Quant à la proximité, facteur souvent déterminant dans l’accès aux soins, elle n’est cependant pas toujours suffisante, ainsi que le décrivent les deux auteurs :
«Celles qui, bien qu’habitant à proximité du centre de santé, n’ont pas de revenu fixe (elles ne travaillent pas elles-mêmes, leur mari ne bénéficie pas d’une rémunération suffisante ni d’une couverture médicale, ayant une activité dans le secteur informel, et leurs enfants ne participent guère à leurs frais quotidiens) se trouvent dans des situations plus difficiles, surtout les femmes seules (veuves, divorcées, célibataires) qui ont des enfants à charge. Elles peuvent a priori aller et venir sans avoir à rendre de compte, mais la nécessité d’avoir une activité économique contraint leurs horaires. Les parcours de ces femmes sont morcelés, interrompus, aléatoires.»

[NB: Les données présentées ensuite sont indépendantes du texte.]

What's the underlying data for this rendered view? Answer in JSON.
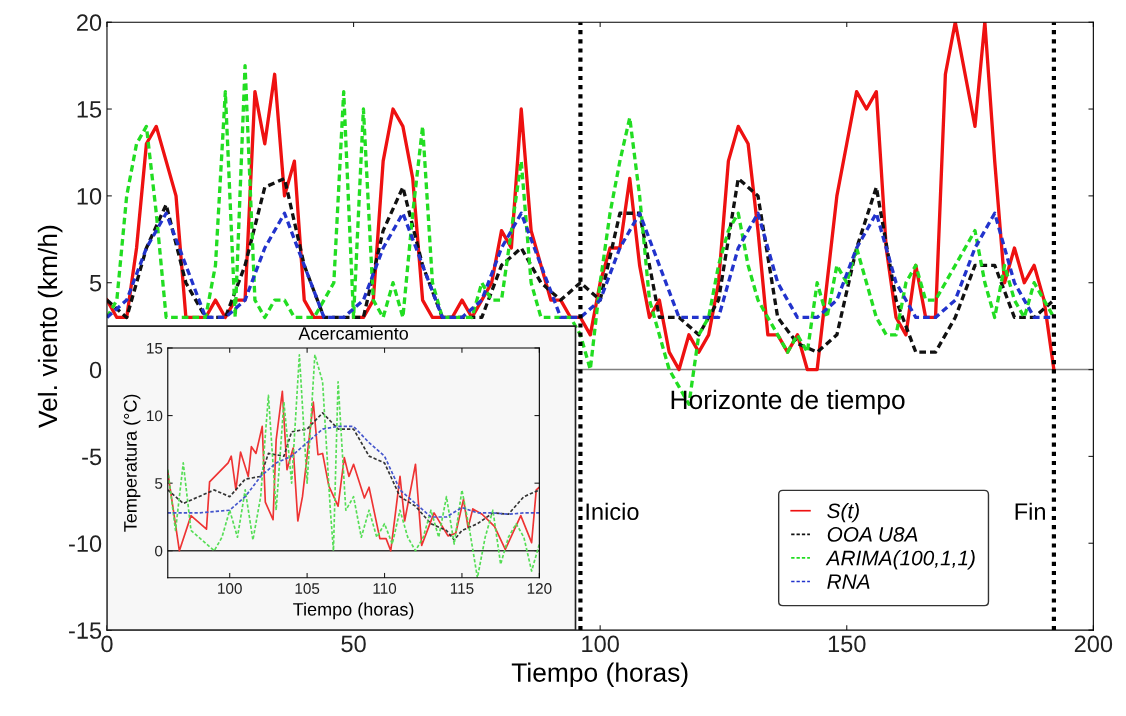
{
  "chart_data": [
    {
      "type": "line",
      "xlabel": "Tiempo (horas)",
      "ylabel": "Vel. viento (km/h)",
      "xlim": [
        0,
        200
      ],
      "ylim": [
        -15,
        20
      ],
      "xticks": [
        0,
        50,
        100,
        150,
        200
      ],
      "yticks": [
        -15,
        -10,
        -5,
        0,
        5,
        10,
        15,
        20
      ],
      "grid": false,
      "legend": "bottom right",
      "marker": "none",
      "series": [
        {
          "name": "S(t)",
          "color": "#ee1111",
          "line_style": "solid",
          "x": [
            0,
            2,
            4,
            6,
            8,
            10,
            12,
            14,
            16,
            18,
            20,
            22,
            24,
            26,
            28,
            30,
            32,
            34,
            36,
            38,
            40,
            42,
            44,
            46,
            48,
            50,
            52,
            54,
            56,
            58,
            60,
            62,
            64,
            66,
            68,
            70,
            72,
            74,
            76,
            78,
            80,
            82,
            84,
            86,
            88,
            90,
            92,
            94,
            96,
            98,
            100,
            102,
            104,
            106,
            108,
            110,
            112,
            114,
            116,
            118,
            120,
            122,
            124,
            126,
            128,
            130,
            132,
            134,
            136,
            138,
            140,
            142,
            144,
            146,
            148,
            150,
            152,
            154,
            156,
            158,
            160,
            162,
            164,
            166,
            168,
            170,
            172,
            174,
            176,
            178,
            180,
            182,
            184,
            186,
            188,
            190,
            192
          ],
          "values": [
            4,
            3,
            3,
            7,
            13,
            14,
            12,
            10,
            3,
            3,
            3,
            4,
            3,
            4,
            4,
            16,
            13,
            17,
            10,
            12,
            4,
            3,
            3,
            null,
            null,
            3,
            3,
            4,
            12,
            15,
            14,
            11,
            4,
            3,
            3,
            3,
            4,
            3,
            4,
            5,
            8,
            7,
            15,
            8,
            6,
            4,
            4,
            3,
            3,
            2,
            5,
            7,
            7,
            11,
            6,
            3,
            4,
            1,
            0,
            2,
            1,
            2,
            5,
            12,
            14,
            13,
            8,
            2,
            2,
            1,
            2,
            0,
            0,
            5,
            10,
            13,
            16,
            15,
            16,
            7,
            3,
            2,
            6,
            3,
            3,
            17,
            20,
            17,
            14,
            20,
            12,
            5,
            7,
            5,
            6,
            4,
            0
          ]
        },
        {
          "name": "OOA U8A",
          "color": "#111111",
          "line_style": "dashed",
          "x": [
            0,
            4,
            8,
            12,
            16,
            20,
            24,
            28,
            32,
            36,
            40,
            44,
            48,
            52,
            56,
            60,
            64,
            68,
            72,
            76,
            80,
            84,
            88,
            92,
            96,
            100,
            104,
            108,
            112,
            116,
            120,
            124,
            128,
            132,
            136,
            140,
            144,
            148,
            152,
            156,
            160,
            164,
            168,
            172,
            176,
            180,
            184,
            188,
            192
          ],
          "values": [
            4,
            3,
            7,
            9.5,
            5,
            3,
            3,
            6,
            10.5,
            11,
            6,
            3,
            3,
            3,
            8,
            10.5,
            6,
            3,
            3,
            3,
            6,
            7,
            5,
            4,
            5,
            4,
            9,
            9,
            3,
            3,
            2,
            4,
            11,
            10,
            3,
            1.5,
            1,
            2,
            7,
            10.5,
            4,
            1,
            1,
            3,
            6,
            6,
            3,
            3,
            4
          ]
        },
        {
          "name": "ARIMA(100,1,1)",
          "color": "#22dd22",
          "line_style": "dashed",
          "x": [
            0,
            2,
            4,
            6,
            8,
            10,
            12,
            14,
            16,
            18,
            20,
            22,
            24,
            26,
            28,
            30,
            32,
            34,
            36,
            38,
            40,
            42,
            44,
            46,
            48,
            50,
            52,
            54,
            56,
            58,
            60,
            62,
            64,
            66,
            68,
            70,
            72,
            74,
            76,
            78,
            80,
            82,
            84,
            86,
            88,
            90,
            92,
            94,
            96,
            98,
            100,
            102,
            104,
            106,
            108,
            110,
            112,
            114,
            116,
            118,
            120,
            122,
            124,
            126,
            128,
            130,
            132,
            134,
            136,
            138,
            140,
            142,
            144,
            146,
            148,
            150,
            152,
            154,
            156,
            158,
            160,
            162,
            164,
            166,
            168,
            170,
            172,
            174,
            176,
            178,
            180,
            182,
            184,
            186,
            188,
            190,
            192
          ],
          "values": [
            3,
            4,
            10,
            13,
            14,
            9,
            3,
            3,
            3,
            3,
            3,
            6,
            16,
            3,
            17.5,
            4,
            3,
            4,
            4,
            3,
            3,
            3,
            4,
            5,
            16,
            3,
            15,
            4,
            3,
            5,
            3,
            9,
            14,
            5,
            3,
            3,
            3,
            3,
            5,
            4,
            4,
            8,
            12,
            5,
            3,
            3,
            3,
            3,
            2,
            0,
            5,
            9,
            12,
            14.5,
            10,
            4,
            2,
            0,
            -1,
            -2,
            2,
            3,
            6,
            8,
            9,
            6,
            4,
            3,
            2,
            1,
            2,
            1,
            5,
            3,
            6,
            5,
            7,
            5,
            3,
            2,
            2,
            5,
            6,
            4,
            4,
            5,
            6,
            7,
            8,
            5,
            3,
            6,
            4,
            3,
            5,
            4,
            3
          ]
        },
        {
          "name": "RNA",
          "color": "#2233cc",
          "line_style": "dashed",
          "x": [
            0,
            4,
            8,
            12,
            16,
            20,
            24,
            28,
            32,
            36,
            40,
            44,
            48,
            52,
            56,
            60,
            64,
            68,
            72,
            76,
            80,
            84,
            88,
            92,
            96,
            100,
            104,
            108,
            112,
            116,
            120,
            124,
            128,
            132,
            136,
            140,
            144,
            148,
            152,
            156,
            160,
            164,
            168,
            172,
            176,
            180,
            184,
            188,
            192
          ],
          "values": [
            3,
            4,
            7,
            9,
            6,
            3,
            3,
            4,
            7,
            9,
            6,
            3,
            3,
            4,
            7,
            9,
            6,
            3,
            3,
            4,
            7,
            9,
            6,
            3,
            3,
            4,
            7,
            9,
            6,
            3,
            3,
            3,
            7,
            9,
            5,
            3,
            3,
            4,
            7,
            9,
            5,
            3,
            3,
            4,
            7,
            9,
            5,
            3,
            3
          ]
        }
      ],
      "ref_lines": [
        {
          "axis": "x",
          "value": 96,
          "label": "Inicio",
          "color": "#000000",
          "line_style": "dotted"
        },
        {
          "axis": "x",
          "value": 192,
          "label": "Fin",
          "color": "#000000",
          "line_style": "dotted"
        },
        {
          "axis": "y",
          "value": 0,
          "color": "#808080",
          "line_style": "solid"
        }
      ],
      "annotations": [
        "Horizonte de tiempo"
      ]
    },
    {
      "type": "line",
      "title": "Acercamiento",
      "xlabel": "Tiempo (horas)",
      "ylabel": "Temperatura (°C)",
      "xlim": [
        96,
        120
      ],
      "ylim": [
        -2,
        15
      ],
      "xticks": [
        100,
        105,
        110,
        115,
        120
      ],
      "yticks": [
        0,
        5,
        10,
        15
      ],
      "grid": false,
      "marker": "none",
      "series": [
        {
          "color": "#ee3333",
          "line_style": "solid",
          "x": [
            96,
            96.75,
            97.5,
            98.5,
            98.7,
            99.9,
            100.1,
            100.4,
            100.7,
            101.2,
            101.4,
            101.7,
            102.1,
            102.3,
            102.8,
            103,
            103.4,
            103.7,
            104.1,
            104.4,
            104.7,
            105.4,
            105.7,
            106,
            106.4,
            107,
            107.4,
            107.7,
            108,
            108.7,
            109,
            109.7,
            110.1,
            110.4,
            111,
            111.3,
            112,
            112.4,
            113.2,
            114.1,
            114.6,
            115.1,
            115.4,
            115.7,
            116.3,
            117.1,
            117.8,
            118.2,
            118.8,
            119.5,
            119.8,
            120
          ],
          "values": [
            5.8,
            0,
            2.6,
            1.6,
            5.1,
            6.5,
            7,
            4.5,
            7.3,
            5.5,
            7.7,
            7.2,
            9.2,
            3.6,
            2.3,
            8.2,
            11.8,
            6,
            7.6,
            2.2,
            4,
            11,
            7.1,
            7.2,
            4.8,
            3.3,
            6.9,
            5.5,
            6.4,
            3.9,
            4.7,
            0.9,
            0.9,
            0,
            5.5,
            2.2,
            6.4,
            0.4,
            2.8,
            1.1,
            1.3,
            3.8,
            1.7,
            3.1,
            2.7,
            1.8,
            0.1,
            1.1,
            2.6,
            0.6,
            4.5,
            4.7
          ]
        },
        {
          "color": "#333333",
          "line_style": "dashed",
          "x": [
            96,
            97,
            98,
            99,
            100,
            101,
            102,
            102.5,
            103.5,
            104,
            105,
            106,
            107,
            108,
            109,
            110,
            111,
            112,
            113,
            114,
            114.5,
            115,
            116,
            117,
            118,
            119,
            120
          ],
          "values": [
            4.5,
            3.5,
            4,
            4.5,
            4,
            5.3,
            5.5,
            7.2,
            7,
            8.8,
            9,
            10.2,
            9,
            9,
            7,
            6.5,
            4,
            3.3,
            2,
            1.5,
            0.8,
            1.5,
            2,
            2.8,
            2.7,
            4,
            4.5
          ]
        },
        {
          "color": "#55dd55",
          "line_style": "dashed",
          "x": [
            96,
            96.5,
            97,
            97.5,
            98,
            98.5,
            99,
            99.5,
            100,
            100.5,
            101,
            101.5,
            102,
            102.5,
            103,
            103.5,
            104,
            104.5,
            105,
            105.5,
            106,
            106.5,
            106.7,
            107,
            107.5,
            108,
            108.5,
            109,
            109.5,
            110,
            110.5,
            111,
            111.5,
            112,
            112.5,
            113,
            113.5,
            114,
            114.5,
            115,
            115.5,
            116,
            116.5,
            117,
            117.5,
            118,
            118.5,
            119,
            119.5,
            120
          ],
          "values": [
            6,
            1.5,
            6.5,
            1.5,
            1,
            0.5,
            0,
            1,
            3,
            1,
            4.5,
            0.8,
            4,
            11.5,
            3,
            11,
            5,
            14.5,
            5,
            14.5,
            12.5,
            3,
            0,
            12.5,
            3,
            4,
            1,
            3,
            1,
            2,
            0.5,
            3,
            1,
            0,
            1,
            3,
            1,
            4,
            0.5,
            4.5,
            1.5,
            -2,
            1,
            3,
            -1,
            1,
            2,
            1,
            -1.5,
            0.5
          ]
        },
        {
          "color": "#4455cc",
          "line_style": "dashed",
          "x": [
            96,
            98,
            100,
            101,
            102,
            103,
            104,
            105,
            106,
            107,
            108,
            109,
            110,
            111,
            112,
            113,
            114,
            115,
            116,
            117,
            118,
            119,
            120
          ],
          "values": [
            2.8,
            2.8,
            3,
            4,
            5.5,
            6.5,
            7,
            8,
            9,
            9.2,
            9.2,
            8,
            7,
            4.5,
            3.5,
            2.5,
            2.5,
            3.2,
            2.8,
            2.8,
            2.7,
            2.8,
            2.8
          ]
        }
      ],
      "ref_lines": [
        {
          "axis": "y",
          "value": 0,
          "color": "#333333",
          "line_style": "solid"
        }
      ]
    }
  ]
}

Ces femmes sont donc contraintes d’opérer ni plus ni moins une sélection des médicaments et des examens prescrits, et ne peuvent «faire face à la prise en charge médicale simultanée de plusieurs membres de leur foyer». Si elles sont «actrices de leurs choix», ceux-ci sont cependant extrêmement réduits.
Pas toujours mieux dans les villes
Dans les centres urbains, la situation n’est pas toujours meilleure. Si les centres de santé sont effectivement à proximité des habitations, encore faut-il pouvoir s’y rendre. Faute de violentes intempéries ou d’axes routiers peu sécurisés, beaucoup préfèrent s’abstenir de se déplacer jusqu’aux centres de santé, surtout si on doit s’y déplacer la nuit.
Marc-Eric Gruénais et Elise Guillermet soulignent également d’autres complications, liées notamment à «des risques de désorganisation temporaire de la cellule domestique qui peuvent être liés à une absence prolongée du foyer (nécessité de trouver un substitut pour l’exécution des tâches quotidiennes et le gardiennage des enfants)».
«Il ne faut pas croire que les femmes sont totalement ignorantes, soumises aux hommes, mais elles sont liées à eux. Elles font face à une autonomie économique très relative et à des contraintes économiques importantes. Que choisissent-elles de privilégier ? Leur santé ? Celle de leurs enfants ? Ce sont des situations très délicates», ajoute Marc-Eric Gruénais, rappelant au passage que le Ramed est, à certains égards, défaillant. Les populations enclavées sont les premières à en subir les conséquences.
Sans doute la situation est moins délicate pour les hommes, qui ont une autonomie financière et de décision supérieure à celle des femmes, fait remarquer le chercheur. «Les parcours de soins des hommes sont raccourcis du fait de leur plus grande mobilité liée à leurs activités économiques», lit-on dans l’étude.
Et d’ajouter : «En milieu rural, les jours de marché permettent de cumuler les démarches commerciales, administratives et sanitaires.» Les hommes sont enfin ceux qui connaissent le mieux le coût des soins de santé. En revanche, les entretiens ont montré que les femmes sont nombreuses à avouer ne pas connaître le montant des dépenses occasionnées. C’est là un autre élément de supériorité des hommes sur les femmes.